- Source: consumerfinance.gov
Treliant understands the pressure financial institutions are under regarding governance, risk management and consumer protection. If your financial services company needs assistance with evaluating your practices, we can help.
CFPB Director Rohit Chopra speaking to the University of Pennsylvania Law School took the time to address institutions that have experienced repeated violations, more specifically large institutions that have a history of non-compliance with laws and regulations. Chopra suggests that large institutions are not deterred by large fines but instead see them as a “part of doing business”. This attitude, in his opinion, is partly due to the government’s historical “too big to jail” approach and this practice is not halting repeat offenders. Director Chopra specifically cited well-known large financial firms with multiple legal enforcement actions such as Citigroup, JPMorgan Chase, Wells Fargo and American Express. He also spoke of his opposition to the Facebook settlement while he was at the FTC, in that it would not result in any changes to the company’s business model or practices.

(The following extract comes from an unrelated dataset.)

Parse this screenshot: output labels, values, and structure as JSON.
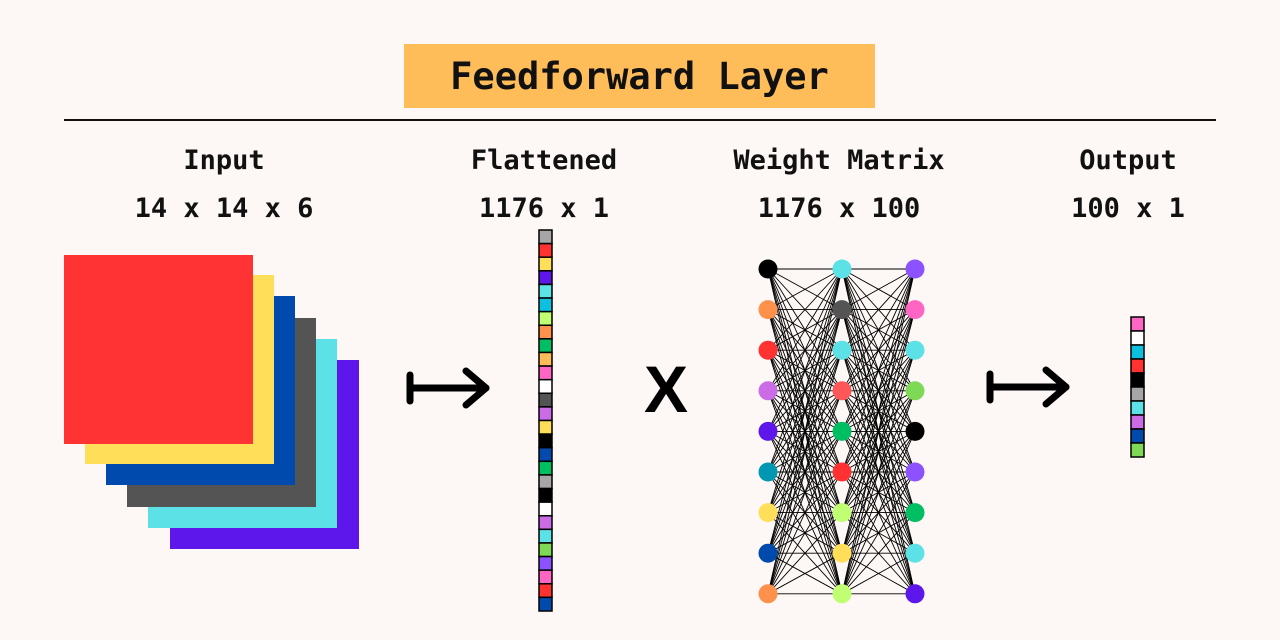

In his closing, Chopra recommended regulators “should be sharpening their focus on repeat offenders and discuss some of the non-monetary, structural remedies agencies might seek in order to levy the same kind of deterrents on small and big firms alike.” He specifically stated the CFPB will:
- establish dedicated units in the supervision and enforcement divisions to enhance the detection of repeat offenses and hold them accountable.
- Look at remedies that are more structural in nature such as:
- Caps on size or growth
- Bans on certain types of business practices
- Divestitures of certain product lines
- Limitations on leverage or requirements to raise equity capital
- Revocation of government-granted privileges such as FDIC insurance
- Suspension of operations
- Invoking individual liability such as disqualification, dismissal or lifetime occupation bans.
The stakes of having a strong governance and risk management system have never been more important than today. Tolerance for repeated violations and weaknesses is waning.